Course Breakfast, Main Course
Cuisine Andhra/Telangana, Indian
Servings 6

Ingredients
  

  • 2 1/2 cup Rice Rava
  • 5 cups water
  • Salt to Taste
  • 1 tsp Turmeric Powder
  • 2 or 3 tbsp Oil
  • 1 tsp Asafoetida
  • 1 tbsp Peanuts
  • 1 tbsp Chana Dal
  • 1 tbsp Urad Dal
  • 1/2 tbsp Mustard Seeds
  • 1/2 tbsp Cumin Seeds
  • 3 or 4 Red Chillis
  • 4 to 5 Green Chillis
  • 3" inches Long Ginger
  • 5 to 7 Curry Leaves
  • 4 to 5 Lemons

Instructions
 

  • Slit green chillis and chop ginger.
  • Boil 5 cups of water and add 1 tsp oil.
  • When water starts boiling add rice rava.

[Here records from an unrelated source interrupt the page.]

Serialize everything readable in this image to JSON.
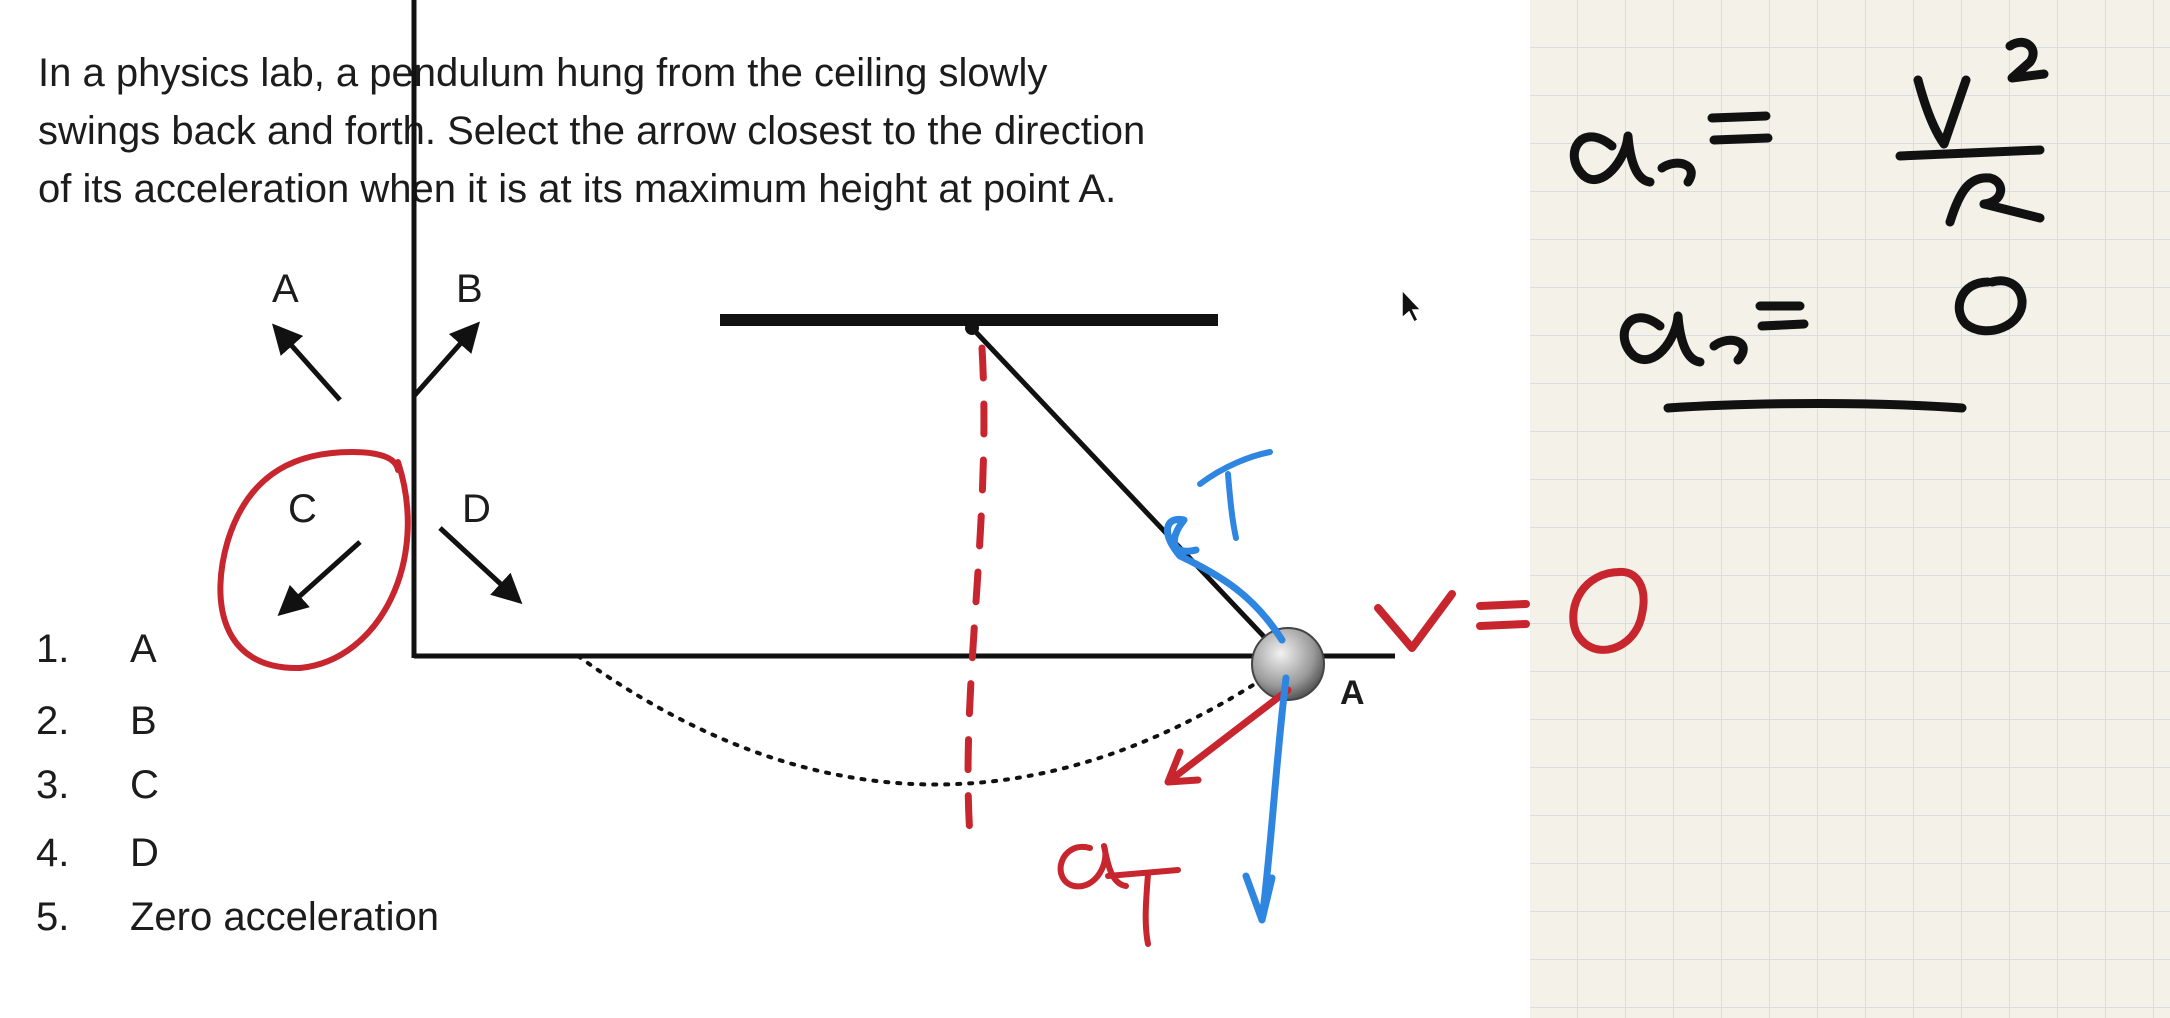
{
  "question": {
    "line1": "In a physics lab, a pendulum hung from the ceiling slowly",
    "line2": "swings back and forth. Select the arrow closest to the direction",
    "line3": "of its acceleration when it is at its maximum height at point A."
  },
  "arrow_labels": {
    "a": "A",
    "b": "B",
    "c": "C",
    "d": "D"
  },
  "point_label": "A",
  "options": [
    {
      "num": "1.",
      "text": "A"
    },
    {
      "num": "2.",
      "text": "B"
    },
    {
      "num": "3.",
      "text": "C"
    },
    {
      "num": "4.",
      "text": "D"
    },
    {
      "num": "5.",
      "text": "Zero acceleration"
    }
  ],
  "colors": {
    "annotation_red": "#c8262e",
    "annotation_blue": "#2f86e0",
    "grid_paper": "#f4f1e8"
  }
}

Mix it well and cover.
  • Cover and cook for 3 to 5 minutes or till the rava becomes soft.
  • Once the rice rava cooks completely, transfer it to another wide bowl to cool.
  • Add a little salt and oil to dry the rava faste.
  • Allow the cooked rice rava to cool completely.
  • Heat oil in a thick bottomed kadai.
  • Add peanuts and fry them till they turn golden brown.
  • Add chana dal and urad dal. Fry them till they turn golden yellow.
  • Add red cillis and saute them. Add mustard seeds and cumin seeds.
  • When they start spluttering add chopped ginger.
  • Add slit green chillis and curry leaves.
  • Add asafoetida and saute them well.
  • Add this tadka to the above cooked rice rava. Mix gently tadka and rice rava.
  • Prefer to mix it with hands so that there won’t be any lumps leftover.
  • Squeeze lemon juice to the rice rava. Add lemon juice depending on the juice in lemons.
  • I have to add 8 lemons as the juice is very less.
  • Mix it well and check the taste for sourness, if required add some more lemon juice.
  • Offer rice rava to lord Ganesha and serve rava pulihora hot or cool.

Notes

Cook rice rava separately until done soft.
Let the rava cooled completely to avoid sticky and plump.
Add lemon juice accordingly and the juice in the fruit.